5. About the security considerations: if a client sends

GET /a RID: 1
GET /b RID: 2

then resource /a could potentially respond with

200 OK
RID: 2
bla bla bla

thus spoofing a reponse from resource /b!!!  Resource /a might then get
the server to abort or hang the connection -- a client or proxy getting
the single response might then cache or use the response as a valid
response from /b without suspecting that anything is wrong. If /b is a
known URL at which to get a certificate this will be a problem...  The
attacker /a might be able to put up a web page that makes many browsers
emit the above two requests with a high predictability. 


In general a client cannot assume that two resources on the other end of a
hop-to-hop connection are in the same trust domain.  Also in the
arrangement

rid-aware client --- 1.1 proxy not rid-aware -- origin server with /a
                                           \
                                            ---- origin server with /b

unless the client has checks to prevent this, the resource /a could spoof
/b which is on a different origin server by sending a `rid: 2' header not
protected by a connection header through the proxy.

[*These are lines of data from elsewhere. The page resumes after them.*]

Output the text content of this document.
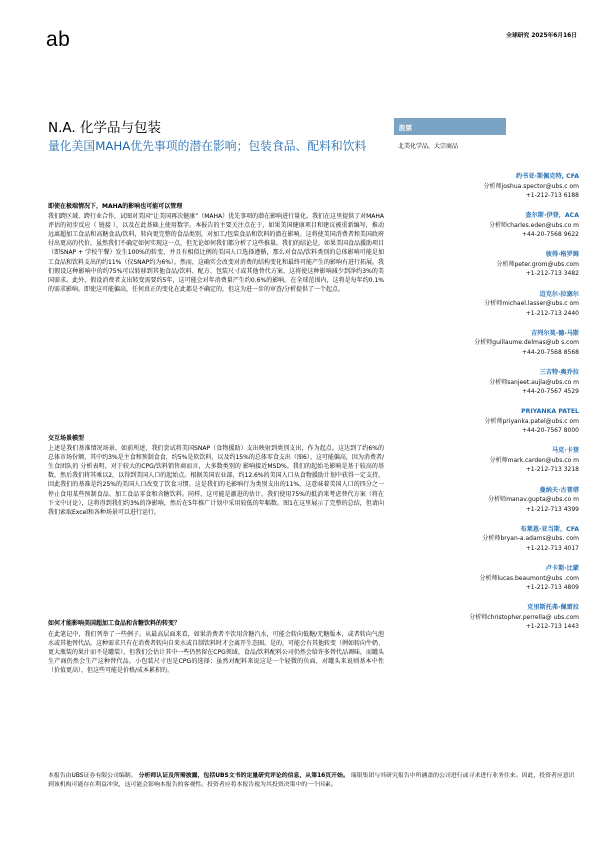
ab	全球研究 2025年6月16日
N.A. 化学品与包装
量化美国MAHA优先事项的潜在影响；包装食品、配料和饮料
股票
北美化学品，大宗商品
即使在极端情况下，MAHA的影响也可能可以管理
我们跨区域、跨行业合作，试图对美国“让美国再次健康”（MAHA）优先事项的潜在影响进行量化。我们在这里提供了对MAHA评估的初步反应（ 链接 ），以及在此基础上使用数字。本报告的主要关注点在于，如果美国健康项目和建议被重新编写，推动远离超加工食品和高糖食品/饮料，转向更完整的食品类别，对加工/包装食品和饮料的潜在影响。这将使美国消费者和美国政府付出更高的代价，虽然我们不确定如何实现这一点，但无论如何我们都分析了这些推量。我们的结论是，如果美国食品援助项目（即SNAP + 学校午餐）发生100%的转变，并且有相似比例的美国人口选择遵循，那么对食品/饮料类别的总体影响可能是加工食品和饮料支出的约11%（仅SNAP约为6%）。然而，这确实会改变对消费的结构变化和最终可能产生的影响有进行拓展。我们假设这种影响中的约75%可以转移到其他食品/饮料、配方、包装尺寸或其他替代方案，这将使这种影响减少到净约3%的美国需求。此外，假设消费者支出转变需要约5年，这可能会对年消费量产生约0.6%的影响。在全球范围内，这将是每年约0.1%的需求影响。即使这可能偏高，任何真正的变化在此都是不确定的，但这为进一步的审查/分析提供了一个起点。
交互场景模型
上述是我们基准情况场景。如前所述，我们尝试将美国SNAP（食物援助）支出映射到类别支出，作为起点。这达到了约6%的总体市场份额，其中约3%是主食和预制食食，约5%是软饮料，以及约15%的总体零食支出（图6）。这可能偏高，因为消费者/生食团队的 分析表明，对于较大的CPG/饮料销售商而言，大多数类别的 影响接近MSD%。我们的起始毛影响是基于较高的基数，然后我们将其乘以2，以得到美国人口的起始点。根据美国农业部，约12.6%的美国人口从食物援助计划中获得一定支持，因此我们的基准是约25%的美国人口改变了饮食习惯。这是我们的毛影响行为类别支出的11%，这意味着美国人口的四分之一停止食用某些预制食品、加工食品零食和含糖饮料。同样，这可能是激进的估计。我们使用75%的抵消来考虑替代方案（将在下文中讨论），这将得到我们约3%的净影响，然后在5年推广计划中采用较低的年幅数。图1在这里展示了完整的总结，但请向我们索取Excel和各种场景可以进行运行。
如何才能影响美国超加工食品和含糖饮料的转变？
在此笔记中，我们列举了一些例子。从最高层面来看，如果消费者不饮用含糖汽水，可能会转向低糖/无糖版本，或者转向气泡水或其他替代品。这种需求只有在消费者转向自来水或自制饮料时才会离开生态圈。是的，可能会有其他转变（例如转向牛奶、更大瓶装的果汁而不是罐装），但我们会估计其中一些仍然留在CPG领域。食品/饮料配料公司仍然会给许多替代品调味，而罐头生产商仍然会生产这种替代品。小包装尺寸也是CPG的选择；虽然对配料来说这是一个轻微的负面，对罐头来说则基本中性（价值更高），但这些可能是价格/成本累积的。
约书亚·斯佩克特, CFA
分析师joshua.spector@ubs.c om
+1-212-713 6188
查尔斯·伊登，ACA
分析师charles.eden@ubs.co m
+44-20-7568 9622
彼得·格罗姆
分析师peter.grom@ubs.com
+1-212-713 3482
迈克尔·拉塞尔
分析师michael.lasser@ubs.c om
+1-212-713 2440
吉列尔莫·德·马斯
分析师guillaume.delmas@ub s.com
+44-20-7568 8568
三吉特·奥乔拉
分析师sanjeet.aujla@ubs.co m
+44-20-7567 4529
PRIYANKA PATEL
分析师priyanka.patel@ubs.c om
+44-20-7567 8000
马克·卡登
分析师mark.carden@ubs.co m
+1-212-713 3218
曼纳夫·古普塔
分析师manav.gupta@ubs.co m
+1-212-713 4399
布莱恩·亚当斯，CFA
分析师bryan-a.adams@ubs. com
+1-212-713 4017
卢卡斯·比蒙
分析师lucas.beaumont@ubs .com
+1-212-713 4809
克里斯托弗·佩雷拉
分析师christopher.perrella@ ubs.com
+1-212-713 1443
本报告由UBS证券有限公司编制。 分析师认证及所需披露，包括UBS文书的定量研究评论的信息，从第16页开始。 瑞银集团与其研究报告中所涵盖的公司进行或寻求进行业务往来。因此，投资者应意识到该机构可能存在利益冲突，这可能会影响本报告的客观性。投资者应将本报告视为其投资决策中的一个因素。
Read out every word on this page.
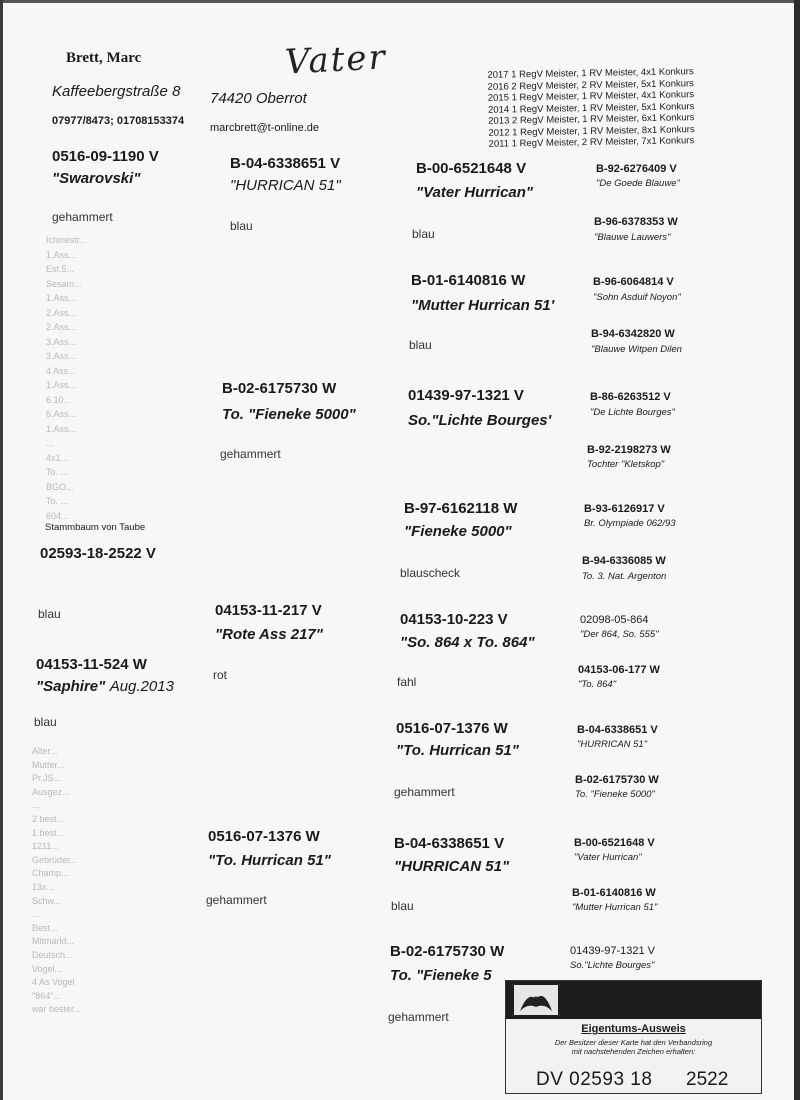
Brett, Marc
Kaffeebergstraße 8 74420 Oberrot
07977/8473; 01708153374
marcbrett@t-online.de
Vater	2017 1 RegV Meister, 1 RV Meister, 4x1 Konkurs
2016 2 RegV Meister, 2 RV Meister, 5x1 Konkurs
2015 1 RegV Meister, 1 RV Meister, 4x1 Konkurs
2014 1 RegV Meister, 1 RV Meister, 5x1 Konkurs
2013 2 RegV Meister, 1 RV Meister, 6x1 Konkurs
2012 1 RegV Meister, 1 RV Meister, 8x1 Konkurs
2011 1 RegV Meister, 2 RV Meister, 7x1 Konkurs
0516-09-1190 V
"Swarovski"
gehammert
Ichinestr...
1.Ass...
Est.5...
Sesam...
1.Ass...
2.Ass...
2.Ass...
3.Ass...
3.Ass...
4 Ass...
1.Ass...
6.10...
6.Ass...
1.Ass...
...
4x1...
To. ...
BGO...
To. ...
604...
Stammbaum von Taube
02593-18-2522 V
blau
04153-11-524 W
"Saphire" Aug.2013
blau
Alter...
Mutter...
Pr.JS...
Ausgez...
...
2 best...
1 best...
1211...
Gebrüder...
Champ...
13x...
Schw...
...
Best...
Mitmarkt...
Deutsch...
Vogel...
4 As Vogel
"864"...
war bester...
B-04-6338651 V
"HURRICAN 51"
blau
B-02-6175730 W
To. "Fieneke 5000"
gehammert
04153-11-217 V
"Rote Ass 217"
rot
0516-07-1376 W
"To. Hurrican 51"
gehammert
B-00-6521648 V
"Vater Hurrican"
blau
B-01-6140816 W
"Mutter Hurrican 51'
blau
01439-97-1321 V
So."Lichte Bourges'
B-97-6162118 W
"Fieneke 5000"
blauscheck
04153-10-223 V
"So. 864 x To. 864"
fahl
0516-07-1376 W
"To. Hurrican 51"
gehammert
B-04-6338651 V
"HURRICAN 51"
blau
B-02-6175730 W
To. "Fieneke 5
gehammert
B-92-6276409 V
"De Goede Blauwe"
B-96-6378353 W
"Blauwe Lauwers"
B-96-6064814 V
"Sohn Asduif Noyon"
B-94-6342820 W
"Blauwe Witpen Dilen
B-86-6263512 V
"De Lichte Bourges"
B-92-2198273 W
Tochter "Kletskop"
B-93-6126917 V
Br. Olympiade 062/93
B-94-6336085 W
To. 3. Nat. Argenton
02098-05-864
"Der 864, So. 555"
04153-06-177 W
"To. 864"
B-04-6338651 V
"HURRICAN 51"
B-02-6175730 W
To. "Fieneke 5000"
B-00-6521648 V
"Vater Hurrican"
B-01-6140816 W
"Mutter Hurrican 51"
01439-97-1321 V
So."Lichte Bourges"
Eigentums-Ausweis
Der Besitzer dieser Karte hat den Verbandsring
mit nachstehenden Zeichen erhalten:
DV 02593 18 2522
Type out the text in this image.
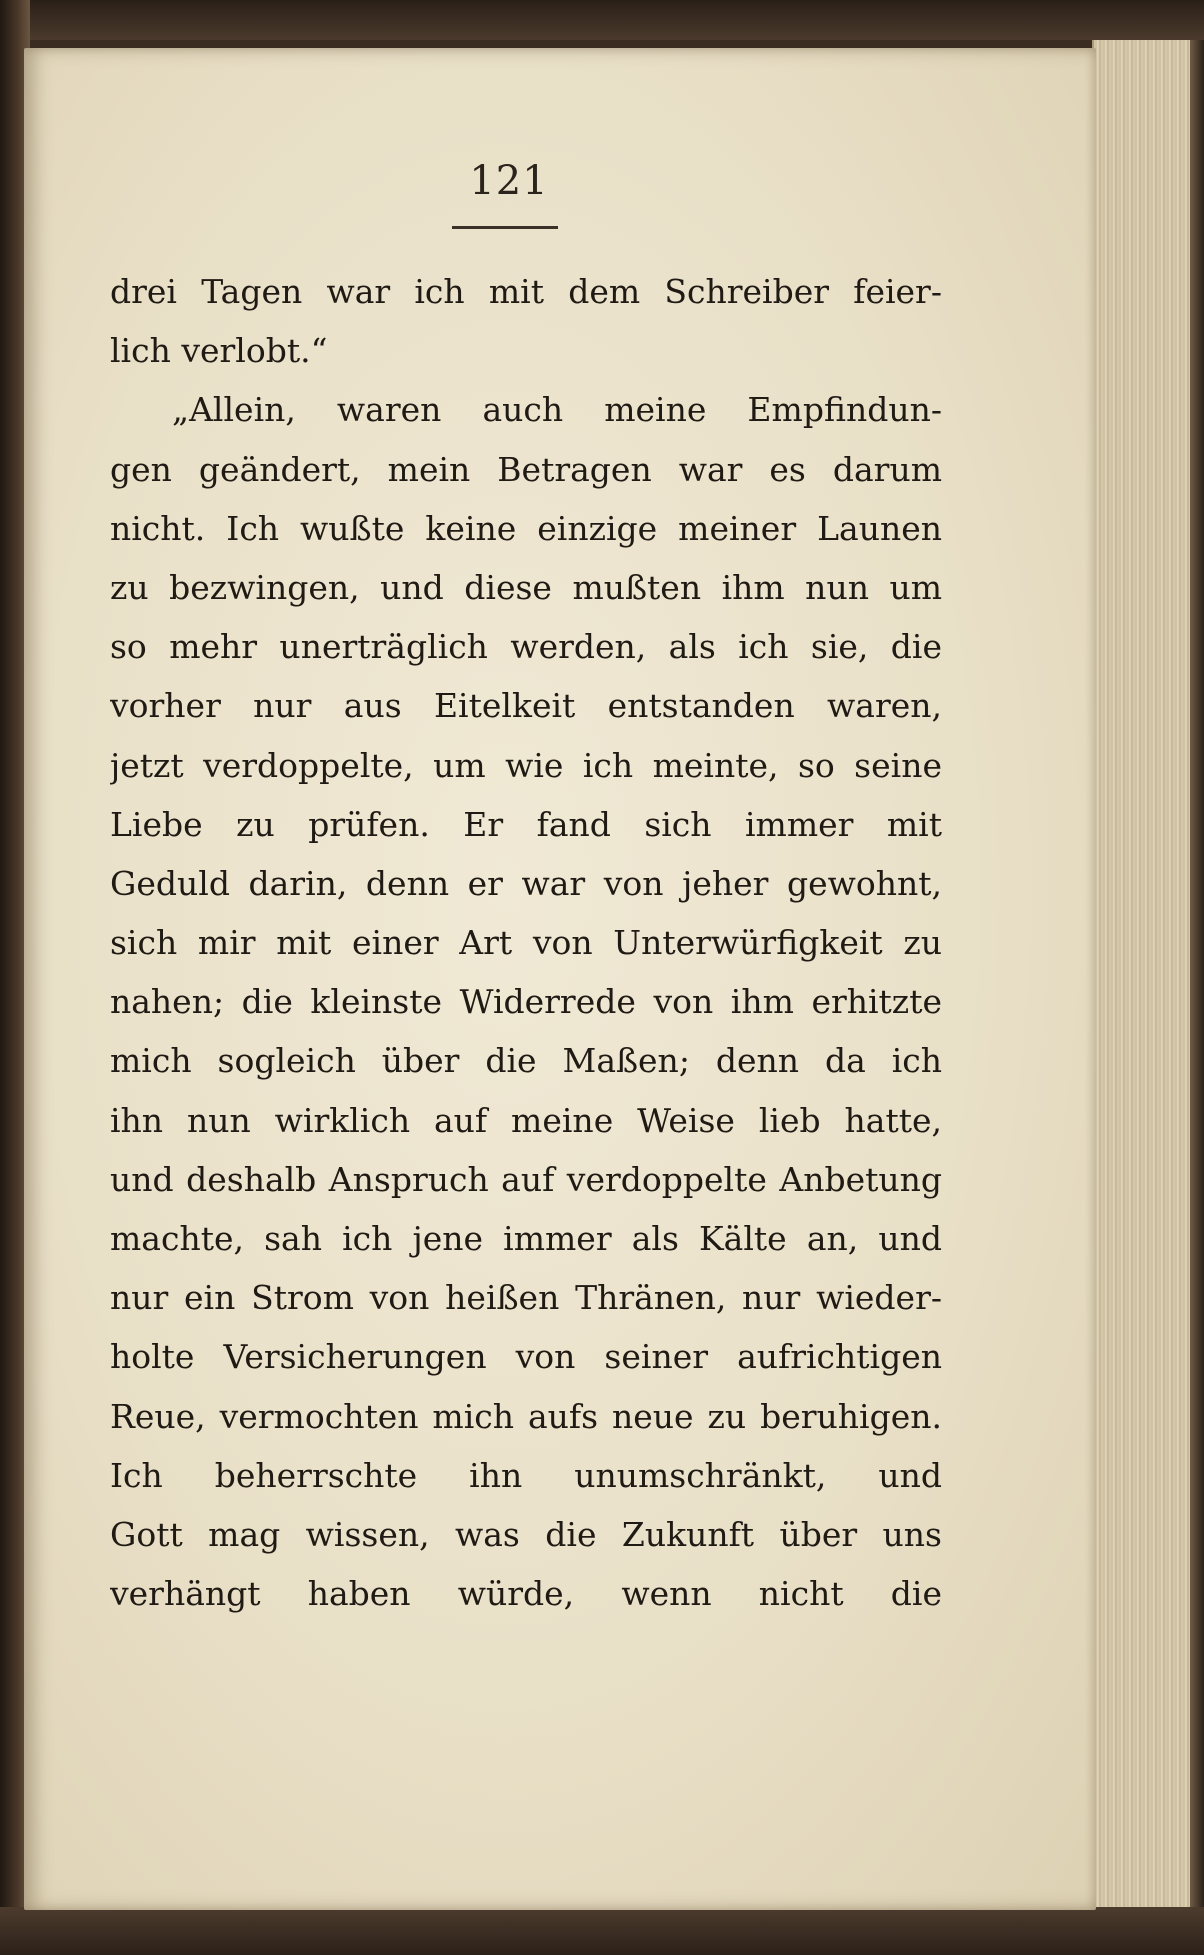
121
drei Tagen war ich mit dem Schreiber feier-
lich verlobt.“
„Allein, waren auch meine Empfindun-
gen geändert, mein Betragen war es darum
nicht. Ich wußte keine einzige meiner Launen
zu bezwingen, und diese mußten ihm nun um
so mehr unerträglich werden, als ich sie, die
vorher nur aus Eitelkeit entstanden waren,
jetzt verdoppelte, um wie ich meinte, so seine
Liebe zu prüfen. Er fand sich immer mit
Geduld darin, denn er war von jeher gewohnt,
sich mir mit einer Art von Unterwürfigkeit zu
nahen; die kleinste Widerrede von ihm erhitzte
mich sogleich über die Maßen; denn da ich
ihn nun wirklich auf meine Weise lieb hatte,
und deshalb Anspruch auf verdoppelte Anbetung
machte, sah ich jene immer als Kälte an, und
nur ein Strom von heißen Thränen, nur wieder-
holte Versicherungen von seiner aufrichtigen
Reue, vermochten mich aufs neue zu beruhigen.
Ich beherrschte ihn unumschränkt, und
Gott mag wissen, was die Zukunft über uns
verhängt haben würde, wenn nicht die
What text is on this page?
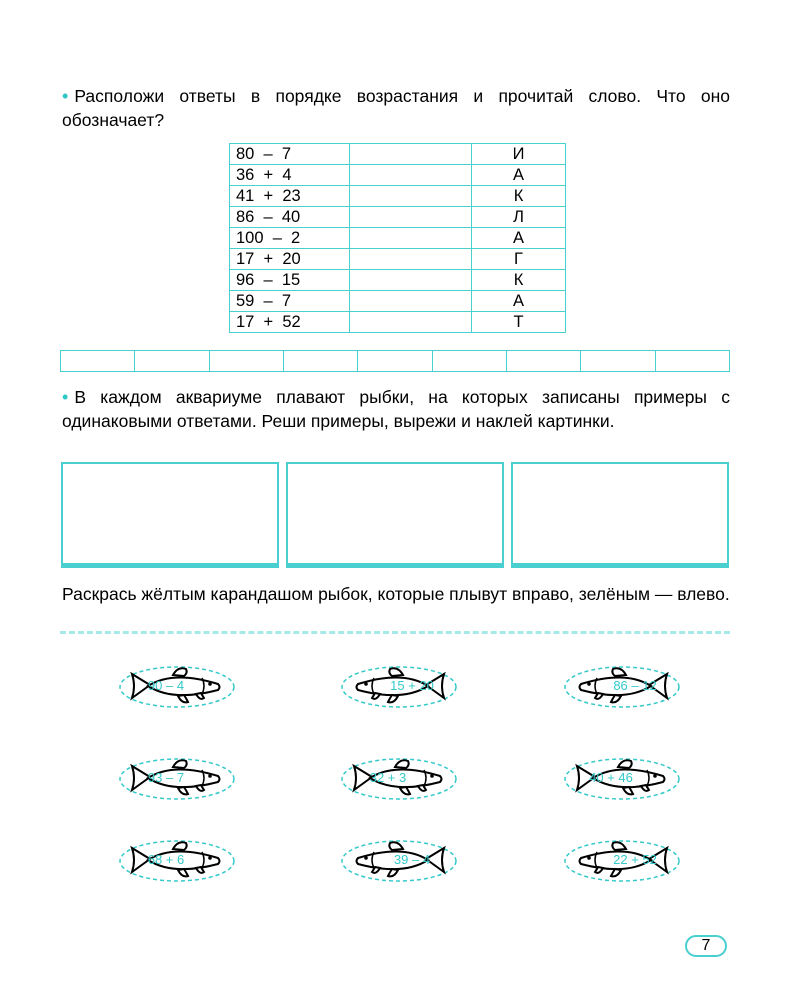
• Расположи ответы в порядке возрастания и прочитай слово. Что оно обозначает?
80  –  7		И
36  +  4		А
41  +  23		К
86  –  40		Л
100  –  2		А
17  +  20		Г
96  –  15		К
59  –  7		А
17  +  52		Т
• В каждом аквариуме плавают рыбки, на которых записаны примеры с одинаковыми ответами. Реши примеры, вырежи и наклей картинки.
Раскрась жёлтым карандашом рыбок, которые плывут вправо, зелёным — влево.
90 – 4	15 + 20	86 – 12
93 – 7	32 + 3	40 + 46
68 + 6	39 – 4	22 + 52
7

Overall it looks like tight sanity checking of the responses by the
client, and deferring the use of the response for something important
(like caching, saving, certification) until all responses are received and
checked, will prevent many (maybe all?) spoofing attacks.  
But a more complete analysis is needed for sure.


OK, these are all my comments.  I only thought of some of these points
while writing the message, so the message has become a bit less structured
than I intended, for this I apologize.


Koen.
Received on Tuesday, 8 May 2001 08:04:22 UTC